The crunch may well come at around the time of Sinn Fein's ardfheis which is due to be held in the middle of next month. It is possible that at about the same time the political wing of the movement is openly debating its stance, the military wing will be meeting in secret to discuss its agenda.

The words and even body language of all the main players are being closely examined to see what way the movement swings. The Garda and the RUC's Special Branch intelligence and surveillance officers are understood to be working flat out to try and determine which way the IRA is heading.

So far, there are both good and bad signs, according to Garda sources.

The decision by both governments to expel Sinn Fein from the talks after the two IRA killings in Belfast has badly damaged Mr Adams's standing, it is said. There is a considerable irony in this, as it is now understood the IRA leadership sanctioned the killing of the loyalist gunman, Robert Dougan, which precipitated Sinn Fein's temporary exclusion from the talks.

It is reported that the IRA decided to shoot Dougan because of growing criticism within nationalist communities that the IRA had done nothing against the loyalist paramilitaries who shot dead nine Catholics in December and January.

The other IRA murder in Belfast, of the drug dealer Brendan Campbell, might have been overlooked by both governments in keeping with the policy of ignoring IRA and loyalist attacks on criminal and "anti-social" elements within their communities.

It is suspected that members of the north Armagh IRA could be responsible for murdering Kevin Conway, whose body was recovered on Thursday.

Mr Conway was involved in smuggling contraband goods and had criminal connections in both the Catholic and Protestant communities. He had run foul of the north Armagh IRA before and, according to local sources, he had fallen out with local IRA figures over a smuggling deal. It is suspected they shot him and dumped his body in the mainly loyalist village of Aghalee to try and switch the blame for his murder to loyalists.

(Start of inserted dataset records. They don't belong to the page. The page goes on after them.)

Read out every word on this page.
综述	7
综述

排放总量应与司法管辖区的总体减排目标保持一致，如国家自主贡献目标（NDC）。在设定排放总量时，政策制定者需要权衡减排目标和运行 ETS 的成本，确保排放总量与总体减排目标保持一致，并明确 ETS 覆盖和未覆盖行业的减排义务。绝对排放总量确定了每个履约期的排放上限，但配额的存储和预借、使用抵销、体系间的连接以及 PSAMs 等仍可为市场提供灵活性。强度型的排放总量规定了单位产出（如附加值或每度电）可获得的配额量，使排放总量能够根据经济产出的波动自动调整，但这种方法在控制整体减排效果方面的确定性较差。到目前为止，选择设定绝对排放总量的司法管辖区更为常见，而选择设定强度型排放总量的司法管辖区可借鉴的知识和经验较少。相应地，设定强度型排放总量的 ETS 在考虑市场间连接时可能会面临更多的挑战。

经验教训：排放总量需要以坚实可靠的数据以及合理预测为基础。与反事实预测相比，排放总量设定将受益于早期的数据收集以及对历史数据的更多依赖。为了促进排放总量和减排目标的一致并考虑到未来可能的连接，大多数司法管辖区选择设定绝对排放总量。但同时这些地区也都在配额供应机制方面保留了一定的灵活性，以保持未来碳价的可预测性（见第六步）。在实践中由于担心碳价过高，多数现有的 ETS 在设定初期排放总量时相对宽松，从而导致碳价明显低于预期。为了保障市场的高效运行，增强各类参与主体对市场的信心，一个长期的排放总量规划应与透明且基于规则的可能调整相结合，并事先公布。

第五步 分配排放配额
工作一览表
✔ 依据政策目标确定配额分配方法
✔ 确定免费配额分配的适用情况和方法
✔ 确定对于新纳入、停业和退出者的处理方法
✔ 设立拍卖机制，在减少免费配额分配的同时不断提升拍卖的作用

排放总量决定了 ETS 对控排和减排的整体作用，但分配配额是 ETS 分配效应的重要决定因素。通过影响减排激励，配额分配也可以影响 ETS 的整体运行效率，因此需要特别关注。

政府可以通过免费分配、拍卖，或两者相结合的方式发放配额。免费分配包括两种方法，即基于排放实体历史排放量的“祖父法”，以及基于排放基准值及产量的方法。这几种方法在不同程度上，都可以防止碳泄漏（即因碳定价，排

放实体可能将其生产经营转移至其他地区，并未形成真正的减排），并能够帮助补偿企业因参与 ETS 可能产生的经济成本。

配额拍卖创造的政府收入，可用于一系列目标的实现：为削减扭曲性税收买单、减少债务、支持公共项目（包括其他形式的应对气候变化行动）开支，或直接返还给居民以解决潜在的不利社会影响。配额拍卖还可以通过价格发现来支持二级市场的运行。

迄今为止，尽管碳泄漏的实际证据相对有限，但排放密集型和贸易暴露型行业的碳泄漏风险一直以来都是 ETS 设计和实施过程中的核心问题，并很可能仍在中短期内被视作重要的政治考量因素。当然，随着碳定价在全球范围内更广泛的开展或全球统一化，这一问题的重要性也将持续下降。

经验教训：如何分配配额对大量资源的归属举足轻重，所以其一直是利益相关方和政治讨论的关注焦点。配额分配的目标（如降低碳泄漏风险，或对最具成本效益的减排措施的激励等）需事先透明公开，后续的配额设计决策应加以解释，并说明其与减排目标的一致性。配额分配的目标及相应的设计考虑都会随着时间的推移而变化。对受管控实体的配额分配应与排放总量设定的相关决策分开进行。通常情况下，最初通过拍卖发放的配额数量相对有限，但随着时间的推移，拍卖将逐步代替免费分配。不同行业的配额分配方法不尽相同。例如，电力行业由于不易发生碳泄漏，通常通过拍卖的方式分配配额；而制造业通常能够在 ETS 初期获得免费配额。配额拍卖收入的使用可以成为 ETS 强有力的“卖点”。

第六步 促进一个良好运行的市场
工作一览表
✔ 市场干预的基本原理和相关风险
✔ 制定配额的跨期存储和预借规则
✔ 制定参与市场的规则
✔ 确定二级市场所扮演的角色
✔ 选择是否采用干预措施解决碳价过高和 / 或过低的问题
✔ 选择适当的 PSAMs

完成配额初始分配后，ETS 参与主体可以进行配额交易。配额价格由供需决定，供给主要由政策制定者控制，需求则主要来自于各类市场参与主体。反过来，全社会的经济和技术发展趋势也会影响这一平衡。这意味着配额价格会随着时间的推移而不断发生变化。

This murder, if it proves to be the work of the IRA, comes at a highly sensitive point and could have serious repercussions for the Adams leadership. The north Armagh brigade of the IRA was responsible for shooting dead the two RUC constables on June 16th last year, a month before the organisation called its second ceasefire.

There were strong suspicions at the time that the north Armagh brigade, which contains some very extreme figures motivated by sectarian hatreds, may have killed the two constables to undermine the moves towards the latest ceasefire. It is being mooted that this brigade is again trying to subvert the peace process.

There are, still, some positive signs that the process can be saved. There is still very strong support for Mr Adams among the nationalist voters in the North, as shown by the party's heavy poll in a local government by-election in Tyrone last month.

It is also still expected that Mr Adams will be allowed to attend the St Patrick's Day function at the White House from which he was excluded last year. The attendant publicity will be a boost for his case and he may well be able to sweep away the 32-County group's political challenges on a tide of popular opinion.

The likely impact of a successful US visit on another IRA convention, however, is less certain.